The quadratic Koch curve is a variant of the Koch curve.

   Edge0 + Edge0 + Edge0 + Edge0
   Edge0 -> Edge0 + Edge0 - Edge0 - Edge0 Edge0 + Edge0 + Edge0 - Edge0
   Angle 90

User-defined

The user can write grammars and have them interpreted by GENR8. Writing your own grammar is quite complicated and those readers who are familiar with L-systems grammars can read more here.

Evolved

Using only the pre-defined grammars, GENR8 is a powerful tool. However, there is also a way to automatically create grammars that can be tailored to meet the designer's needs.
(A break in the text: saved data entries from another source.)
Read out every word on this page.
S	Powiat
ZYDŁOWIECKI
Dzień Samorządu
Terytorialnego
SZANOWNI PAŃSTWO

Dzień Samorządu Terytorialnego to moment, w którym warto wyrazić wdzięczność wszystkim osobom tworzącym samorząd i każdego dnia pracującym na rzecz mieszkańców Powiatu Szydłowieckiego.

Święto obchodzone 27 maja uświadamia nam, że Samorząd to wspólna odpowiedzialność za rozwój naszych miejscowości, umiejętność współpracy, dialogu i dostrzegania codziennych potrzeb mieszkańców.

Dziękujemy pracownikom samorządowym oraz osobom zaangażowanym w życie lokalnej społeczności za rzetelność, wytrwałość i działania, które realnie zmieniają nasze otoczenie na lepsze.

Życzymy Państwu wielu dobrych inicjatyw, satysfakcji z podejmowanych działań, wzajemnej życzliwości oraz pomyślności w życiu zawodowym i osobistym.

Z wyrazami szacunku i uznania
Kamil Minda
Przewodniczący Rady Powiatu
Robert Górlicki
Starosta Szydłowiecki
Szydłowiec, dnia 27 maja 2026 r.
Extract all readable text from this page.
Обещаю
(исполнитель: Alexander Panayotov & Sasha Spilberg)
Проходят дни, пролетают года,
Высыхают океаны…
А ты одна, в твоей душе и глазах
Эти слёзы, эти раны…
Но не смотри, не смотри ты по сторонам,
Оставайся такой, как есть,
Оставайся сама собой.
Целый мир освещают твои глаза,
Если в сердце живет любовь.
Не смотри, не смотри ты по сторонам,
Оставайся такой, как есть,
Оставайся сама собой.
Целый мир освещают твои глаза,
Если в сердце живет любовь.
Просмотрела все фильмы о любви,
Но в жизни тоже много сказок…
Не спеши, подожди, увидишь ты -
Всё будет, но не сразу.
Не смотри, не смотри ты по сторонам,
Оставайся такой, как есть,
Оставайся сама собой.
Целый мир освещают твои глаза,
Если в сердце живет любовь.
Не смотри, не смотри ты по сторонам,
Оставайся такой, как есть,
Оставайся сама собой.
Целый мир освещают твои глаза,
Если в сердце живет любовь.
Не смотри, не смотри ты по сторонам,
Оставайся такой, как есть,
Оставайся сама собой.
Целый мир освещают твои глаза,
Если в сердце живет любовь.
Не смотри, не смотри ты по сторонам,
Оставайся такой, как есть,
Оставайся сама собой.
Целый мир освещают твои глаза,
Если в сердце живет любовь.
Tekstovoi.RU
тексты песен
Starting from a BNF that is very similar to the one described above, GENR8 employs an evolutionary algorithm to generate grammars. These grammars are fed to the parser and subsequently drawn in Maya. There are obviously an infinite set of possible grammars and in order to be able to search them somewhat more effectively, there is an evolutionary component that does this. There are four types of grammars that can be used for the evolutionary algorithm. The first three grammars produce similar results, while the last one produces grammars that give an altogether different appearance.

Default

The default grammar is specified to produce many branches. This in turn generates subdivisions, generally it is a desired property for surfaces.

Reversible

These grammars can be inverted using regn8.

Symmetric

The surfaces obtained when these grammars are interpreted are symmetric with respect to at least one axis.

Probabilistic

This BNF produces grammars with probabilistic productions. Normally, the production rules are deterministic and thus the outcome will always be the same when a grammar is interpreted. When probabilistic rules are used, different rules will be applied (with a given probability) for each growth step. Thus, interpreting a probabilistic grammar is likely to produce different results each time.